Interesting, if a bit verbose.  It's not immediately evident to me how 
solve based one more than one tree.  I suppose we're getting in to logic-
programming/db-query-engine land.

If look at it as a representation problem, there are things I like about 
nested lists.  
	1. functional construction
	2. preservation of order
	3. preservation of multiplicity

However, naive construction of result sets requires lots of intermediate 
consing, and joins require linear search. 

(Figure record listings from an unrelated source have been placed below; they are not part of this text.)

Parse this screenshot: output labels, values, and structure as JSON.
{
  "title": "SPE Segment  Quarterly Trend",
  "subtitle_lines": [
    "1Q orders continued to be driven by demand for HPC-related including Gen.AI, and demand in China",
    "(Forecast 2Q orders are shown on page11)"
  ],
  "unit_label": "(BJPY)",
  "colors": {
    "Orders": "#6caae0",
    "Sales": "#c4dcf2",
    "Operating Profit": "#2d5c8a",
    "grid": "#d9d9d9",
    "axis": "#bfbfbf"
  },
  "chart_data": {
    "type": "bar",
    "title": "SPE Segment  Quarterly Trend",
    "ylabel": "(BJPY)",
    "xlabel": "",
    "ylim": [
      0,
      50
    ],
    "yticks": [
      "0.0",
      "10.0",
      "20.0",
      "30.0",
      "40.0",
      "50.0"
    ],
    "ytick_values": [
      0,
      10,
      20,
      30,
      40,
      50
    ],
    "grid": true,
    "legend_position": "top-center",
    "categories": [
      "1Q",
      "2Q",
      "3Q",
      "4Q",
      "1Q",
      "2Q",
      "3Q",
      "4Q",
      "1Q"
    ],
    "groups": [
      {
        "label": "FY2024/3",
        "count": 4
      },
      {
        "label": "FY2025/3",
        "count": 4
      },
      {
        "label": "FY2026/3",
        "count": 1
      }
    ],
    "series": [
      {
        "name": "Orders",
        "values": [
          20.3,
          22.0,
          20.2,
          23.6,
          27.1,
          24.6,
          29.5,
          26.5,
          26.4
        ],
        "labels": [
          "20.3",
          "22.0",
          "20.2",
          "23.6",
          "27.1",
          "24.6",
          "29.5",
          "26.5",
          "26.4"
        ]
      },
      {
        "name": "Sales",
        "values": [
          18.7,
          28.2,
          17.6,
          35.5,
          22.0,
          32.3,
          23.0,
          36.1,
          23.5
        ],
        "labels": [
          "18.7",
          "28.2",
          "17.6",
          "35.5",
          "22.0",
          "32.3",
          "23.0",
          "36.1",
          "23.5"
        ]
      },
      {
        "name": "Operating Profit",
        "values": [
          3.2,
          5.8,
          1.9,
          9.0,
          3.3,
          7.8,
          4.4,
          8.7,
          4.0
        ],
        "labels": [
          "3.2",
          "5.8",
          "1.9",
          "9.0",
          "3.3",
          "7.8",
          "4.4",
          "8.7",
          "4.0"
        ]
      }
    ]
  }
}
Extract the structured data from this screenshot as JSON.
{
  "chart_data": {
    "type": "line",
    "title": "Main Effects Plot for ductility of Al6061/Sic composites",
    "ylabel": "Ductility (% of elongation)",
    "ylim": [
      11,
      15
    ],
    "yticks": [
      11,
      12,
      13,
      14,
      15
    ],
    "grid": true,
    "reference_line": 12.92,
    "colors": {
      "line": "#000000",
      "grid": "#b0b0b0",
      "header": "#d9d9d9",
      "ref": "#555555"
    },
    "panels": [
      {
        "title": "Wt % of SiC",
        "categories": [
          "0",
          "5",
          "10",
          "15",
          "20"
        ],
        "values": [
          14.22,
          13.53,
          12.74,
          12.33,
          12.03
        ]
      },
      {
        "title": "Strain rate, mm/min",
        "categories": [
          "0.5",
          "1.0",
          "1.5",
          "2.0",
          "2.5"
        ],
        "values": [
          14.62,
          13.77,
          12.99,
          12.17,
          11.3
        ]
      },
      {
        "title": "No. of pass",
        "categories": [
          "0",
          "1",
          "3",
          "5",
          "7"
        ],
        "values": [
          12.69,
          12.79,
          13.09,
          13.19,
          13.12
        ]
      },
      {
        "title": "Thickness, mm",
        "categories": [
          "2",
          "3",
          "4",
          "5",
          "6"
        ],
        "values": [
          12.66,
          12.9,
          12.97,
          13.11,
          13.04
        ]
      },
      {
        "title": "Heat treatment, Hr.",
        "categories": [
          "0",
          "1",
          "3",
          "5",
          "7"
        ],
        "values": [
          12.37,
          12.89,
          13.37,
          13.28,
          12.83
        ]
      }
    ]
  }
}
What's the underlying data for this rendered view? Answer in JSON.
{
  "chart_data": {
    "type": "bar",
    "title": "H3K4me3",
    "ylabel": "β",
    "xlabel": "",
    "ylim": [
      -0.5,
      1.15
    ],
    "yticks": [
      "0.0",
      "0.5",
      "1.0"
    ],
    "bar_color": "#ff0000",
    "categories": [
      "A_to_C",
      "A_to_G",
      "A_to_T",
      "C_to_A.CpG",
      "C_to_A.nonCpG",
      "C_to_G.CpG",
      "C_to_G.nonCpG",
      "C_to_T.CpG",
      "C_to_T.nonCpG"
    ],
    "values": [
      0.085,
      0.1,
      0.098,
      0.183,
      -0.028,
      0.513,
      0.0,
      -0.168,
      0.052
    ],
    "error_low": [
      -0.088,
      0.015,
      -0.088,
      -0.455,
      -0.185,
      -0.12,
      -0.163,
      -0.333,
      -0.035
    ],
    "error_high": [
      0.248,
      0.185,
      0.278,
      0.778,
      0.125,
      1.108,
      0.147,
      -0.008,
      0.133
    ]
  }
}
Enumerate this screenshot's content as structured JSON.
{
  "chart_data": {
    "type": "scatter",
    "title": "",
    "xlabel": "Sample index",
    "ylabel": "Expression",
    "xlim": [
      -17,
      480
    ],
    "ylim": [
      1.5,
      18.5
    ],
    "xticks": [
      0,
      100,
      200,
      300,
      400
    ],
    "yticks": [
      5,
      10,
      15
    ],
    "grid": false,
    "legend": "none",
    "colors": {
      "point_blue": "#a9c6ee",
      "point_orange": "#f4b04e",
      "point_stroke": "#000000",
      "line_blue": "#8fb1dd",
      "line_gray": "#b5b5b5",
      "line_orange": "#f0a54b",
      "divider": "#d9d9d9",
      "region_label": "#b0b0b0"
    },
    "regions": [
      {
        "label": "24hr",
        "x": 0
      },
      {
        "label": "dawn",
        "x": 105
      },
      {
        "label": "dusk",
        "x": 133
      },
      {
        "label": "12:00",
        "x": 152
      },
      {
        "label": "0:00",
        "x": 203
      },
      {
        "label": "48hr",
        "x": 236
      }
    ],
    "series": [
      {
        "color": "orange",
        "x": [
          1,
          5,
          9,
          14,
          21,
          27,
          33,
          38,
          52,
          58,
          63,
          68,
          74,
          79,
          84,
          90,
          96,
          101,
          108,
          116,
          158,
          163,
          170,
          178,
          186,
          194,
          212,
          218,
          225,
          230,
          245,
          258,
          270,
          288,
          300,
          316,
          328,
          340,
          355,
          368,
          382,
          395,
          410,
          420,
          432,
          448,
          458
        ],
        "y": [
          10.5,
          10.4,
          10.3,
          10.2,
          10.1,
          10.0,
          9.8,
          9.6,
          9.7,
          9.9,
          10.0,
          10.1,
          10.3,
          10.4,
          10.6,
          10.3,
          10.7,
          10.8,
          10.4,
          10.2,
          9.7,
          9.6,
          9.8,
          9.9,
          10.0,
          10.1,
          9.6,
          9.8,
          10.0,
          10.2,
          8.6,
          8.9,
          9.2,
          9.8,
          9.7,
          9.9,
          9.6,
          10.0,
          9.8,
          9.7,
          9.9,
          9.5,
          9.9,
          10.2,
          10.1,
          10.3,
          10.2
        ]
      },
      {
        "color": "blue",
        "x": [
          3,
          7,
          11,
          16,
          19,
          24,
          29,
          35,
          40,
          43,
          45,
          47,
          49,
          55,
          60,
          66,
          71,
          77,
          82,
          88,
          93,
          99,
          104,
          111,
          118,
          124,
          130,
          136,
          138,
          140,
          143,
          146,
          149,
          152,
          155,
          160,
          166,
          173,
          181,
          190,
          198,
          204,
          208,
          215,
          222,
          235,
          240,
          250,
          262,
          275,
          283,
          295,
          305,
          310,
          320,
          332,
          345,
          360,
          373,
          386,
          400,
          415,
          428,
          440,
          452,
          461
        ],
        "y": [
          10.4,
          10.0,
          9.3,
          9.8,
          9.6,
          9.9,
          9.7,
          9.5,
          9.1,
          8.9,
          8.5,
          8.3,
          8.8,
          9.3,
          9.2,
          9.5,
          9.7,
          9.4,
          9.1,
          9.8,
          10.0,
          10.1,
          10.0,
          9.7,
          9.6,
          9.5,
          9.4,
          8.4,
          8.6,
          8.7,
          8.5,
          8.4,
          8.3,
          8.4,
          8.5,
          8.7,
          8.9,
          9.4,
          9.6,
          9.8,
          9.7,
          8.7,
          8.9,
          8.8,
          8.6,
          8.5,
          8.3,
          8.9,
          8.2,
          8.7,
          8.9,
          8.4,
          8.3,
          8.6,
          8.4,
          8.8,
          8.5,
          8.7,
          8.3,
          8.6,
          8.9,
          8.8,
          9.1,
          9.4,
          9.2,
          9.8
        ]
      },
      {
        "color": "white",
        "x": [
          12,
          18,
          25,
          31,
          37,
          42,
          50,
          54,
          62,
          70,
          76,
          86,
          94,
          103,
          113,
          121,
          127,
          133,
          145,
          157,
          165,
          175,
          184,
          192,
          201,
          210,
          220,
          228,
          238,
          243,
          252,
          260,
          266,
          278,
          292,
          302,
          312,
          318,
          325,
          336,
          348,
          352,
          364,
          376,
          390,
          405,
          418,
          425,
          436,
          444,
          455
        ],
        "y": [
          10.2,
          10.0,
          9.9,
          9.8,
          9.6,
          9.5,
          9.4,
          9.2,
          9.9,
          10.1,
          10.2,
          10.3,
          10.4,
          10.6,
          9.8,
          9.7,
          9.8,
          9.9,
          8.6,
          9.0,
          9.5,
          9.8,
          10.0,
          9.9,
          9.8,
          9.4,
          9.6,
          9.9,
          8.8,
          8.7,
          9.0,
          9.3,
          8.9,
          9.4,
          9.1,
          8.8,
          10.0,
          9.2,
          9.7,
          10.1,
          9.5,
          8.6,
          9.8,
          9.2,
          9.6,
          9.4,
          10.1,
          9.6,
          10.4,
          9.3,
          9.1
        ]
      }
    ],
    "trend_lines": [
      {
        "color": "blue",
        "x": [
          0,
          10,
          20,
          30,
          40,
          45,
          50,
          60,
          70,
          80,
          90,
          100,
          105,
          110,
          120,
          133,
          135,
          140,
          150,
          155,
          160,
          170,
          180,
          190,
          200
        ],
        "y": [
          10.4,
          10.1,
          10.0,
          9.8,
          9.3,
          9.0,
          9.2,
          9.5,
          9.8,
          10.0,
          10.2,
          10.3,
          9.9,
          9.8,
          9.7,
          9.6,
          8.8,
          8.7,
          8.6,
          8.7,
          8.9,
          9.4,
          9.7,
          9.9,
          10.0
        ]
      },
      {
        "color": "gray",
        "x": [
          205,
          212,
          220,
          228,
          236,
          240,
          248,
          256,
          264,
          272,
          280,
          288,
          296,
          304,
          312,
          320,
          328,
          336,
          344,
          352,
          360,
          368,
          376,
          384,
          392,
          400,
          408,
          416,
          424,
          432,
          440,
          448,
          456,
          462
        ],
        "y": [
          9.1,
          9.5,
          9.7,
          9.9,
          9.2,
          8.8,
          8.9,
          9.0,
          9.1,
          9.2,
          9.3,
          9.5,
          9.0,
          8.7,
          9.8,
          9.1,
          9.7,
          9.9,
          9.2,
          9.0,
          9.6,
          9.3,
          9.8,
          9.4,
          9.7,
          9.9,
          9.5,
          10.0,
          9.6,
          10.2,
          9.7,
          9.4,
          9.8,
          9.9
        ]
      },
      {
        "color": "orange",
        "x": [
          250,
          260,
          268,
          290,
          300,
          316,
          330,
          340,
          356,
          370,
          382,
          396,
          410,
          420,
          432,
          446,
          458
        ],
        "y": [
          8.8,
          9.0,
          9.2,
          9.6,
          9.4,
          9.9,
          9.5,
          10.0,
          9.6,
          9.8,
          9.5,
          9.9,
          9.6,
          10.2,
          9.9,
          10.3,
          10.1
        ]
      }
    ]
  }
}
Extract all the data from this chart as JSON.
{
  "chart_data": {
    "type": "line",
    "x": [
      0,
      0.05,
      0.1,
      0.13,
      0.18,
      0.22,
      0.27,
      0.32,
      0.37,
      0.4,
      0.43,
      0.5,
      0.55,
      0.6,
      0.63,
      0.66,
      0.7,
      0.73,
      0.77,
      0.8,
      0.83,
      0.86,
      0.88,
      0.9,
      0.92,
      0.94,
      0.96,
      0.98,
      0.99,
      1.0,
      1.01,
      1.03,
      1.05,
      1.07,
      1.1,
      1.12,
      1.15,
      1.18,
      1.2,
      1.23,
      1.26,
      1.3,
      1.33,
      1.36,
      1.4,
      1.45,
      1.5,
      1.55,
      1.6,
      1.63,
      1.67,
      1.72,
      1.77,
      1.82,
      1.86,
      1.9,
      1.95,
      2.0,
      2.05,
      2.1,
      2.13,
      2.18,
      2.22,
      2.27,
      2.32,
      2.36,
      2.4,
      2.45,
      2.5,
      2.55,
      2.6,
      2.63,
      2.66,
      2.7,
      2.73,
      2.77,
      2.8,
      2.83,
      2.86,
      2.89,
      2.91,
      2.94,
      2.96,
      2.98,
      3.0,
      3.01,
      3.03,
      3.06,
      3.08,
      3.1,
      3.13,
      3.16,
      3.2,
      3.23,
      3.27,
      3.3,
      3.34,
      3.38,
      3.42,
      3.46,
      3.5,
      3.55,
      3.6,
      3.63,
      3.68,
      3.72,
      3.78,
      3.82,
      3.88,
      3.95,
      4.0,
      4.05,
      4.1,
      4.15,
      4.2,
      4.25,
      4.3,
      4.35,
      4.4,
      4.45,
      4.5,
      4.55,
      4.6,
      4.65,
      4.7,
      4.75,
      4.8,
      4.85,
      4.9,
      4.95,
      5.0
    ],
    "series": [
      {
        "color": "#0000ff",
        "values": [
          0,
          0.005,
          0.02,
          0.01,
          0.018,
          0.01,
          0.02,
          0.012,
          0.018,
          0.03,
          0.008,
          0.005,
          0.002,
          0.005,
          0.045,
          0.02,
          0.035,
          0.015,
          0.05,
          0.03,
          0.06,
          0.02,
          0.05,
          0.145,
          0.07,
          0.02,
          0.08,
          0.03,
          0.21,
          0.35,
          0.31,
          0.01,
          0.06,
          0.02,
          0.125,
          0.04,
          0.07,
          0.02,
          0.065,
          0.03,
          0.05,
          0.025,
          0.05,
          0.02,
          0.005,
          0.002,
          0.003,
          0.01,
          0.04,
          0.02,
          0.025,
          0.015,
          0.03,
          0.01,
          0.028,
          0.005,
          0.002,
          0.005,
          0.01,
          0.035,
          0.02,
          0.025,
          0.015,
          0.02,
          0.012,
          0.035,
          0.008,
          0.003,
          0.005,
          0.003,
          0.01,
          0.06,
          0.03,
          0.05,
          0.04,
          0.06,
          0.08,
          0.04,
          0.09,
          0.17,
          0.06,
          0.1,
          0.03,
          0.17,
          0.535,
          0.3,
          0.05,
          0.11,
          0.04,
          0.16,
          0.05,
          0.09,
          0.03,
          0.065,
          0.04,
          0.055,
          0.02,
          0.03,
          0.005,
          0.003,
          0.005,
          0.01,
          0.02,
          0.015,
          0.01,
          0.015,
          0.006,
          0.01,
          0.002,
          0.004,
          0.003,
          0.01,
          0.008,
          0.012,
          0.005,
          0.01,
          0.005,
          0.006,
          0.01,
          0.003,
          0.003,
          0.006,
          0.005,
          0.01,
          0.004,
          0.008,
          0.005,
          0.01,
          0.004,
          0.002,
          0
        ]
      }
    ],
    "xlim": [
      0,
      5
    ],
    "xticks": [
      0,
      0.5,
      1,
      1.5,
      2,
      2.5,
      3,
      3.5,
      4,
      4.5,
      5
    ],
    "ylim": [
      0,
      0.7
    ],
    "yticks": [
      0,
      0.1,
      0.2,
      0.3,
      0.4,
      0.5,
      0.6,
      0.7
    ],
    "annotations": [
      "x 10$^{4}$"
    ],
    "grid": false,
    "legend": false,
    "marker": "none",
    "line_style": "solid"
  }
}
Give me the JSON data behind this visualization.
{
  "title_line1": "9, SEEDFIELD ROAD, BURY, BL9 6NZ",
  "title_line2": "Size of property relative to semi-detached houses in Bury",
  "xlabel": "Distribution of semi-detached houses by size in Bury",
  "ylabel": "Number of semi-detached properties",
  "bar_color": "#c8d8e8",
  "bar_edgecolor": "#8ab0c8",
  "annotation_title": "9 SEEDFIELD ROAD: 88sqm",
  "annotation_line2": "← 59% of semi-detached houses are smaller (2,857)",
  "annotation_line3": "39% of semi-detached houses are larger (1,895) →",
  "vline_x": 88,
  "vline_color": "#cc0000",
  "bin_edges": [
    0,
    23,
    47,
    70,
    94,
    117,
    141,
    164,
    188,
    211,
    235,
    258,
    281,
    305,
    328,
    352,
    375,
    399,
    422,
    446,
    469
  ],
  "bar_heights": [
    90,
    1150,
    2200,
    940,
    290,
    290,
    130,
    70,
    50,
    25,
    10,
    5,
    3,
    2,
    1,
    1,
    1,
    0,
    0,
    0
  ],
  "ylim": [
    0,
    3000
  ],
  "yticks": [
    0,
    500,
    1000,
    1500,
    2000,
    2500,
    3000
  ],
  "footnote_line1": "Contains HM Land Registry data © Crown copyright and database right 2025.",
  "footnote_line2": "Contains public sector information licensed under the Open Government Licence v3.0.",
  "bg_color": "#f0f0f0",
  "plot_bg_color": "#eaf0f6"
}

Using the complete cached representation as _the_ representation would 
speed queries up, but not joins. And it would be very expensive (I 
suppose this is like the power set?)
Ex.
(root
 (record (sub-type1 (tagged-val 1))
         (sub-type2 (tagged-val 2)))
 (record (sub-type1 (tagged-val 3))
         (sub-type2 (tagged-val 4))))      

becomes (as a map):

{ nil, 
  ((root
   (record (sub-type1 (tagged-val 1))
           (sub-type2 (tagged-val 2)))
   (record (sub-type1 (tagged-val 3))
           (sub-type2 (tagged-val 4)))))

  (record),
  ((record (sub-type1 (tagged-val 1))
           (sub-type2 (tagged-val 2)))
   (record (sub-type1 (tagged-val 3))
           (sub-type2 (tagged-val 4))))

  (record sub-type1),
  ((sub-type1 (tagged-val 1))
   (sub-type1 (tagged-val 3)))

... etc

} 

I know a lot of this is obvious, but I am thinking out loud and it's 
being caught by a net.

I want to be fast lazy, and functional; is that so hard? :)

Matt

-- 
question = ( to ) ? be : ! be;
		-- Wm. Shakespeare